Vous êtes singulier. Ne faites point de grimace ! Oui, je crois que vous avez raison, vous n’êtes pas Un homme qui serait fait pour une femme, Et en qui elle se sente bien et sûre. MESA : Cela est vrai.

Il me faut rester seul. YSÉ : Il vaut mieux que nous arrivions et que nous ne restions pas ensemble davantage. MESA : Pourquoi ? Pourquoi est-ce que cela arrive ? Et pourquoi faut-il que je vous rencontre. Sur ce bateau, à cet instant que ma force a décru, à cause de mon sang qui a coulé ? — Est-ce que vous croyez en Dieu ? YSÉ : Je ne sais.

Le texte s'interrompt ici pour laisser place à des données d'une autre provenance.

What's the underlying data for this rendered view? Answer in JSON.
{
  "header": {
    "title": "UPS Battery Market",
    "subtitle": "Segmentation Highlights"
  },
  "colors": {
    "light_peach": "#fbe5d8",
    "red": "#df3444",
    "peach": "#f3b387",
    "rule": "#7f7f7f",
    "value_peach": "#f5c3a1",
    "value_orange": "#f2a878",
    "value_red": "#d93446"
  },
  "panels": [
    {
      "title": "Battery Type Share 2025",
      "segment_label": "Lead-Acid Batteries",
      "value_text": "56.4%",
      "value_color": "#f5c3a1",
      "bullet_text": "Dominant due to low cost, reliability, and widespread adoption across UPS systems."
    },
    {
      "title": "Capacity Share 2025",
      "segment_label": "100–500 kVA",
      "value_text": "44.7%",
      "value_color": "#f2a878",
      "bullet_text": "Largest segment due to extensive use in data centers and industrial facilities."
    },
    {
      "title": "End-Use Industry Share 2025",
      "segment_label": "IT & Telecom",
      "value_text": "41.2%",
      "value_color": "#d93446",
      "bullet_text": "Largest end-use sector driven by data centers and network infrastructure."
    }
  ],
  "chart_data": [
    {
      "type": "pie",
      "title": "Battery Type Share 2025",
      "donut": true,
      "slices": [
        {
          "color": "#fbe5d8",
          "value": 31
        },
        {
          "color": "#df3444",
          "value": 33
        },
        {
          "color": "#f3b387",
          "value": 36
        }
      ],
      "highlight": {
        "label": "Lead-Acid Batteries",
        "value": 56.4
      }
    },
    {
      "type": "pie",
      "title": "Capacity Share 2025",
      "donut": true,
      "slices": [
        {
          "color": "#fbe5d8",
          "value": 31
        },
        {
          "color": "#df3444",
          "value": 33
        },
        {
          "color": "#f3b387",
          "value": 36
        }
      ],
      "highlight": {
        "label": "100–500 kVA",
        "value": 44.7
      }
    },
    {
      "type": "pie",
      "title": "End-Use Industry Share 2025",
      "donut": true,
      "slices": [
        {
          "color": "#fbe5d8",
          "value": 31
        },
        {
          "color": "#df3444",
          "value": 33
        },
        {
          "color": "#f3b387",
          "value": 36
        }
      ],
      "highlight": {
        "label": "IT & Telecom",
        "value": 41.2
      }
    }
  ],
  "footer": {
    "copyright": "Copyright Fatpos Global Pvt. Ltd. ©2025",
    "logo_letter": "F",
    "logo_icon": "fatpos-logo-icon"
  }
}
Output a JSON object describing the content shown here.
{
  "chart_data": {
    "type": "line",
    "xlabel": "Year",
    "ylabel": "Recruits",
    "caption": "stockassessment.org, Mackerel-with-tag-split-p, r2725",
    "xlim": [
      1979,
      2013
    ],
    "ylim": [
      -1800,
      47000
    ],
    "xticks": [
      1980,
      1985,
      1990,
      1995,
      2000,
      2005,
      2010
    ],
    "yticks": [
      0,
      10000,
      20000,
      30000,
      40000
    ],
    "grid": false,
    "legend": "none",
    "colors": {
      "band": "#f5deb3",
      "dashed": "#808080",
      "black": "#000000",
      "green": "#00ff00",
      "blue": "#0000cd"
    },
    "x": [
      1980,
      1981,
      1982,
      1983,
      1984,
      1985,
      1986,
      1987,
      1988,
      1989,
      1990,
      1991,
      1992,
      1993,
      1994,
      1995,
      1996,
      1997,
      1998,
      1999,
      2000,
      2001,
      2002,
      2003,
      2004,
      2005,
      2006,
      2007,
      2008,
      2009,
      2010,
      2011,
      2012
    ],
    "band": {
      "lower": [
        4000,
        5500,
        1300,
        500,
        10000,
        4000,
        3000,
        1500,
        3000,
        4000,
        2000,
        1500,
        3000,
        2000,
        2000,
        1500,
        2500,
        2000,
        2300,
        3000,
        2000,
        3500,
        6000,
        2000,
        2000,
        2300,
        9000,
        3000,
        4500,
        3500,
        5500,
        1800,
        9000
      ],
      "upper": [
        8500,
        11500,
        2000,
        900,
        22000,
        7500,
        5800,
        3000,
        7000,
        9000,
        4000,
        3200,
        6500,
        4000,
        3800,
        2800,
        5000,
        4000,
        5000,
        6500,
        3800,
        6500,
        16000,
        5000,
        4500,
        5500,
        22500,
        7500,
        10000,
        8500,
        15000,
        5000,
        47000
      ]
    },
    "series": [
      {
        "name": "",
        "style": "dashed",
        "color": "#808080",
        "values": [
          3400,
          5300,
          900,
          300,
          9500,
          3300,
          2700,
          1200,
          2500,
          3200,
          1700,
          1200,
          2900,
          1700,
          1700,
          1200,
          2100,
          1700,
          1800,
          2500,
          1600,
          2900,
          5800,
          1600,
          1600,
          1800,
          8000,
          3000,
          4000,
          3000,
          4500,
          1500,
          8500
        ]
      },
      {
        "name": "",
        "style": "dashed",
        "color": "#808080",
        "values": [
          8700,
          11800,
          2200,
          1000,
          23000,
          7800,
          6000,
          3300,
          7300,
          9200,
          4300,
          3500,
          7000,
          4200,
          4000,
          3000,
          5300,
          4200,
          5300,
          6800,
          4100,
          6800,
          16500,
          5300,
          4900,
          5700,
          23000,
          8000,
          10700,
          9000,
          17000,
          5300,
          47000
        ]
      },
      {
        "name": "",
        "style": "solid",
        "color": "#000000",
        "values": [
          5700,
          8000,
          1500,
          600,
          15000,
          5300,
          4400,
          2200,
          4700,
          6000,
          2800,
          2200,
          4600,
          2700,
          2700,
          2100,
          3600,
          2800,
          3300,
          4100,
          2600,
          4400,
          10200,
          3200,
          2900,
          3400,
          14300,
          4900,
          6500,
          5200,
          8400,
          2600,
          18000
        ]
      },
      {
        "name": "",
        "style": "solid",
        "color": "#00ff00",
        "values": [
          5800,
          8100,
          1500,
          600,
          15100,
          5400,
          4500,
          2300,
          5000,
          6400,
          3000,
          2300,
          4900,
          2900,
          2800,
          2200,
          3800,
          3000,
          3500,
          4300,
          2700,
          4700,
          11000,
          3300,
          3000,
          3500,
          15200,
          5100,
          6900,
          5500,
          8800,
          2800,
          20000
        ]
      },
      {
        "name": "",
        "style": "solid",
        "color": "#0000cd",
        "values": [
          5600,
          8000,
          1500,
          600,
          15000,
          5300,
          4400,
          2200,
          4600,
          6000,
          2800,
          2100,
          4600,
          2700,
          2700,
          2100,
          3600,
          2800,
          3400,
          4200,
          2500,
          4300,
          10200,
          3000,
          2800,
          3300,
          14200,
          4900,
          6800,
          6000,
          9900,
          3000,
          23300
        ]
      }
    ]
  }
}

Je n’y ai jamais pensé. MESA : Mais vous croyez en vous-même et que vous êtes belle, Avec une conviction profonde. YSÉ : Si je suis belle, ce n’est pas ma faute. MESA : Du moins, vous, l’on sait qui vous êtes et à qui l’on a affaire. Mais supposez quelqu’un avec vous Pour toujours ; en soi-même et qu’il faille tolérer en soi-même un autre. Il vit, je vis ; il pense et je pèse en mon cœur sa pensée. Lui qui fait mes yeux, est-ce que je ne puis point le voir ? lui-même qui a fait mon cœur. Je ne puis m’en débarrasser.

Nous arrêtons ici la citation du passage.